Note: Our daily “S&P 500 Outlook, Forecast, and Trading plan” will be posted around 9:00am EDT, every trading day.

For the Outlook, Forecast, and Trading Plans published this morning, please click here

For the Results of the morning’s Trading Plans, please click here.

THE GIST (“THE WHAT”)

Investors continued to cheer the solidified expectations of a July-end Fed rate cut, brushing aside a jump in inflation reading. A lackluster 30-year Treasury notes auction, coupled with a tweet by President Trump complaining that China is not buying U.S. agricultural products as much as promised dented sentiment mid-session that dragged the index briefly into negative territory.

Finding strong resistance at the all-time highs, the index chopped around within a relatively narrow range. A strong late-session rebound nudged the index higher to close fractionally below the historic mark at 2999.91, up 6.84 points and gaining 0.23% over previous session’s close. Modest gains across sectors were suppressed by weakness in Real Estate stocks alongside rising yields.

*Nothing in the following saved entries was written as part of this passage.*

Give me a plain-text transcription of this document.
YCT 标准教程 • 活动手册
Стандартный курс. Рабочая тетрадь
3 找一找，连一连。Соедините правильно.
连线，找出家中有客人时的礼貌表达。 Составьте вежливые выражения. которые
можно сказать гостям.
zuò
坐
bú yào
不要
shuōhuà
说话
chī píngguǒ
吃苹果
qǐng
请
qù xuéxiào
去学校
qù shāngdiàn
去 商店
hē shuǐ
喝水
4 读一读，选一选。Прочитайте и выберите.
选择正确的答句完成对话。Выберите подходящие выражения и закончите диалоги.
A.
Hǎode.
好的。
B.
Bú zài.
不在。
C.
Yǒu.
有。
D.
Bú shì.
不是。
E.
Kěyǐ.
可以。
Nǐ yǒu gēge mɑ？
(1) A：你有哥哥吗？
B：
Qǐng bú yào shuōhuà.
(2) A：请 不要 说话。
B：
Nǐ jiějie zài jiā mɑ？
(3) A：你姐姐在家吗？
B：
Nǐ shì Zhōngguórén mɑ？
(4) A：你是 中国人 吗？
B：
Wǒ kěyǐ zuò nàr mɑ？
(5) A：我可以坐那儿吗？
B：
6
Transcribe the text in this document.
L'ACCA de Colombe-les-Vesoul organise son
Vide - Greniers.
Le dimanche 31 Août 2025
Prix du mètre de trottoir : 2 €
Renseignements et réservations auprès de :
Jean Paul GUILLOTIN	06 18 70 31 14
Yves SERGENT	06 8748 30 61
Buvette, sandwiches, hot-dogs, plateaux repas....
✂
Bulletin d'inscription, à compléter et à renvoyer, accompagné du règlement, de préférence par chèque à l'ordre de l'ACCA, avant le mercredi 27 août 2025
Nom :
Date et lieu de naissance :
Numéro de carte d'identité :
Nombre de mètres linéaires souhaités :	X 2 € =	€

THE DETAILS (The “How & Why”):

Treasury yields surged after June’s CPI reading came in slightly above expectations. The 10-year Treasury yield settled at its four-week high at 2.122%, lifting banks and financial stocks. A sluggish demand at the 30-year Treasury note auction further supported rising yields. Goldman Sachs Group Inc., Morgan Stanley and Charles Schwab Corp. all traded more than 2% apiece, lifting the broader Financials sector by 0.60%.

Reports that the Trump administration has dropped its plan to end rebates that the drug manufacturers pay to pharmacy-benefit managers send the pharmaceutical stocks soaring. Cigna Corp., Anthem Inc. and UnitedHealth Group Inc. were the top gainers of the session, jumping 9.24%, 5.54% and 5.53%, respectively. CVS Health Corp., Humana Inc. and Abiomed Inc. were the other strong performers of the session, all gaining more than 4% each.

Industrials and Materials erased some of their recent losses and posted modest gains on the back of weak dollar that slipped to its one-week low. Airline stocks got a slight boost from better-than-expected earnings reported by Delta Air Lines Inc. The airlines operator provided a solid 2019 earnings outlook, citing growing demand for its premium-class cabins and its non-dependence on Boeing 737 Max jets, which its rivals have been grappling with.

On the other hand, investors sold-off interest-sensitive defensive stocks in favor of safe-haven bonds amid rising Treasury yields. Real Estate was biggest drag on the index, down 1.21% led by a sharp 7.48% decline in Iron Mountain Inc. after Bank of America Merrill Lynch downgraded its stock to ‘underperform’ from ‘neutral’.